Chen Dongdong, Chen Minghui, Lang Binxin, Wang Xiaoqing, Xu Qiang, Shen Jiong, Liang Lihua, Luo Qin
Key Laboratory of Special Equipment Safety Testing Technology of Zhejiang Province, Zhejiang Academy of Special Equipment Science, Hangzhou 310020, China.

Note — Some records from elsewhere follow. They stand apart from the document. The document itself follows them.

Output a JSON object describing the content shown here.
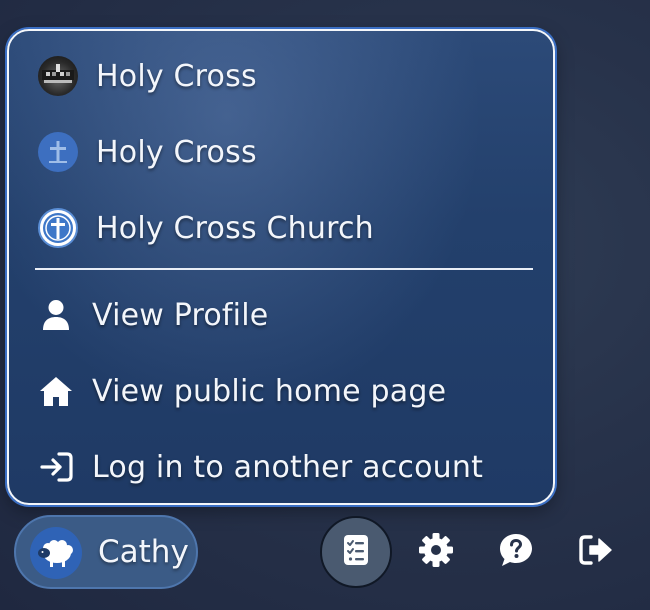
{
  "menu": {
    "accounts": [
      {
        "label": "Holy Cross",
        "avatar": "church-photo-avatar"
      },
      {
        "label": "Holy Cross",
        "avatar": "cross-blue-avatar"
      },
      {
        "label": "Holy Cross Church",
        "avatar": "cross-circle-avatar"
      }
    ],
    "actions": [
      {
        "label": "View Profile",
        "icon": "person-icon"
      },
      {
        "label": "View public home page",
        "icon": "home-icon"
      },
      {
        "label": "Log in to another account",
        "icon": "login-icon"
      }
    ]
  },
  "bottom_bar": {
    "user_name": "Cathy",
    "user_avatar": "sheep-avatar",
    "tools": [
      {
        "icon": "checklist-icon",
        "active": true
      },
      {
        "icon": "gear-icon",
        "active": false
      },
      {
        "icon": "help-icon",
        "active": false
      },
      {
        "icon": "logout-icon",
        "active": false
      }
    ]
  },
  "colors": {
    "menu_background": "#23406c",
    "menu_border": "#f4f7fb",
    "accent": "#3b6fc4",
    "text": "#f3f6fb"
  }
}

College of Mechanical and Electrical Engineering, China Jiliang University, Hangzhou 310018, China.
Sensors (Basel). 2025 Aug 22;25(17):5219. doi: 10.3390/s25175219.
To address the challenges of weak early-stage loosening fault signals and strong environmental noise interference in escalator drive mainframe anchor bolts, which hinder effective fault feature extraction, this paper proposes an improved Residual Convolutional Denoising Autoencoder (RCDAE) for signal denoising in high-intensity noise environments. The model combines DMS (Dynamically Multimodal Synergistic) loss function, the gated residual mechanism, and CNN-Transformer. The experimental results demonstrate that the proposed model achieves an average accuracy of 93.88% under noise intensities ranging from 10 dB to -10 dB, representing a 2.65% improvement over the baseline model without the improved RCDAE (91.23%). At the same time, in order to verify the generalization performance of the model, the CWRU bearing data set is used to conduct experiments under the same conditions. The experimental results show that the accuracy of the proposed model is 1.30% higher than that of the baseline model without improved RCDAE, validating the method's significant advantages in noise suppression and feature representation. This study provides an effective solution for loosening fault diagnosis of escalator drive mainframe anchor bolts.
为解决自动扶梯驱动主机地脚螺栓早期松动故障信号微弱、环境噪声干扰强烈,从而阻碍有效故障特征提取的问题,本文提出一种改进的残差卷积去噪自编码器(RCDAE),用于在高强度噪声环境下进行信号去噪。该模型结合了动态多模态协同(DMS)损失函数、门控残差机制和卷积神经网络-Transformer。实验结果表明,所提出的模型在10 dB至-10 dB的噪声强度下平均准确率达到93.88%,比未改进RCDAE的基线模型(91.23%)提高了2.65%。同时,为验证模型的泛化性能,使用西储大学(CWRU)轴承数据集在相同条件下进行实验。实验结果表明,所提出模型的准确率比未改进RCDAE的基线模型高1.30%,验证了该方法在噪声抑制和特征表示方面的显著优势。本研究为自动扶梯驱动主机地脚螺栓松动故障诊断提供了一种有效解决方案。